According to Aksha Kamboj, Vice-President of the India Bullion and Jewellers Association, “Gold initially reacted to the US strike but couldn’t sustain the rally, indicating the metal may have hit its short-term peak.” She suggested the market may be waiting for retaliatory steps from Iran before gold resumes its upward trend.
Rahul Kalantri of Mehta Equities pointed out that both gold and silver prices have remained volatile. “Prices hovered near $3,360 and $36 per ounce respectively on Monday,” he said, noting that while tensions have escalated, the market seems to have already priced in much of the geopolitical risk.
Experts Say Market Already Priced in War Fears
Ajay Kedia of Kedia Advisory explained that gold surged on the first day of the Iran-Israel conflict but has since remained largely unchanged, even as tensions intensified. “This indicates the initial fear-driven rally has matured. Historically, gold tends to take a pause and then recover. A strong upward move will likely require gold to break above the $3,500 mark,” he said.
Spot gold fell 0.25% to $3,377.20 an ounce on Monday, suggesting that even with the ongoing conflict, investors may now be looking toward other market signals.
Focus Shifts to US Economic Indicators
Apart from geopolitical tensions, the bullion market is also being influenced by macroeconomic cues from the United States. Analysts say that concerns over inflation—partly driven by rising oil prices—and a potentially slower pace of interest rate cuts by the US Federal Reserve are affecting gold’s trajectory.

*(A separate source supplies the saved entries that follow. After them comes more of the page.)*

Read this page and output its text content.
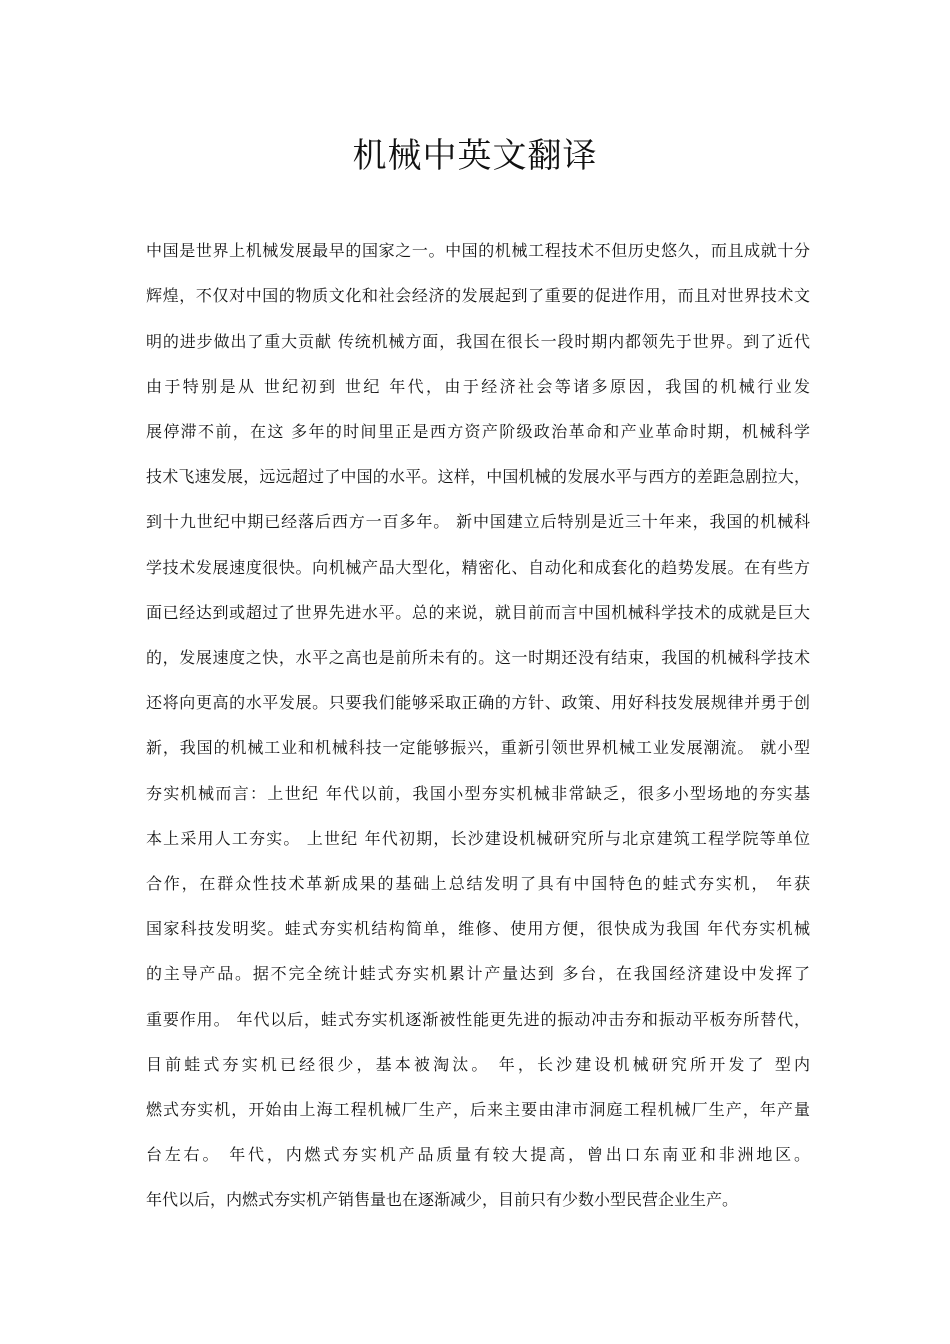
机械中英文翻译
中国是世界上机械发展最早的国家之一。中国的机械工程技术不但历史悠久，而且成就十分
辉煌，不仅对中国的物质文化和社会经济的发展起到了重要的促进作用，而且对世界技术文
明的进步做出了重大贡献 传统机械方面，我国在很长一段时期内都领先于世界。到了近代
由于特别是从 世纪初到 世纪 年代，由于经济社会等诸多原因，我国的机械行业发
展停滞不前，在这 多年的时间里正是西方资产阶级政治革命和产业革命时期，机械科学
技术飞速发展，远远超过了中国的水平。这样，中国机械的发展水平与西方的差距急剧拉大，
到十九世纪中期已经落后西方一百多年。 新中国建立后特别是近三十年来，我国的机械科
学技术发展速度很快。向机械产品大型化，精密化、自动化和成套化的趋势发展。在有些方
面已经达到或超过了世界先进水平。总的来说，就目前而言中国机械科学技术的成就是巨大
的，发展速度之快，水平之高也是前所未有的。这一时期还没有结束，我国的机械科学技术
还将向更高的水平发展。只要我们能够采取正确的方针、政策、用好科技发展规律并勇于创
新，我国的机械工业和机械科技一定能够振兴，重新引领世界机械工业发展潮流。 就小型
夯实机械而言：上世纪 年代以前，我国小型夯实机械非常缺乏，很多小型场地的夯实基
本上采用人工夯实。 上世纪 年代初期，长沙建设机械研究所与北京建筑工程学院等单位
合作，在群众性技术革新成果的基础上总结发明了具有中国特色的蛙式夯实机， 年获
国家科技发明奖。蛙式夯实机结构简单，维修、使用方便，很快成为我国 年代夯实机械
的主导产品。据不完全统计蛙式夯实机累计产量达到 多台，在我国经济建设中发挥了
重要作用。 年代以后，蛙式夯实机逐渐被性能更先进的振动冲击夯和振动平板夯所替代，
目前蛙式夯实机已经很少，基本被淘汰。 年，长沙建设机械研究所开发了 型内
燃式夯实机，开始由上海工程机械厂生产，后来主要由津市洞庭工程机械厂生产，年产量
台左右。 年代，内燃式夯实机产品质量有较大提高，曾出口东南亚和非洲地区。
年代以后，内燃式夯实机产销售量也在逐渐减少，目前只有少数小型民营企业生产。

This week, market participants are eyeing key events such as US Fed Chair Jerome Powell’s testimony before Congress and the release of the Personal Consumption Expenditures (PCE) inflation data. These indicators will offer insights into how the Fed might respond to both domestic economic pressures and international instability.
According to Kalantri, “Investors are trying to gauge the Fed’s stance amid rising risks from tariffs, inflation, and conflict. The outcome of these events could determine gold’s short-term direction.”
Price Outlook and Predictions
Market experts suggest that gold may see a correction in the coming months. Quant Mutual Fund, in its June 2025 factsheet, noted that gold has likely peaked and may drop by 12–15% in dollar terms over the next two months. However, they continue to recommend including precious metals as a key part of a diversified portfolio for the medium and long term.
In terms of technical levels, gold has support at $3,335–$3,315 and resistance at $3,380–$3,400 internationally. In India, support lies at ₹98,650–₹98,350 per 10 grams, with resistance at ₹99,550–₹99,840. Silver is expected to trade between ₹1,04,700 and ₹1,08,000 in the near term.
In Mumbai, gold prices were ₹92,300 per 10 grams for 22-carat and ₹1,00,690 for 24-carat gold, reflecting the continued stability despite global uncertainty.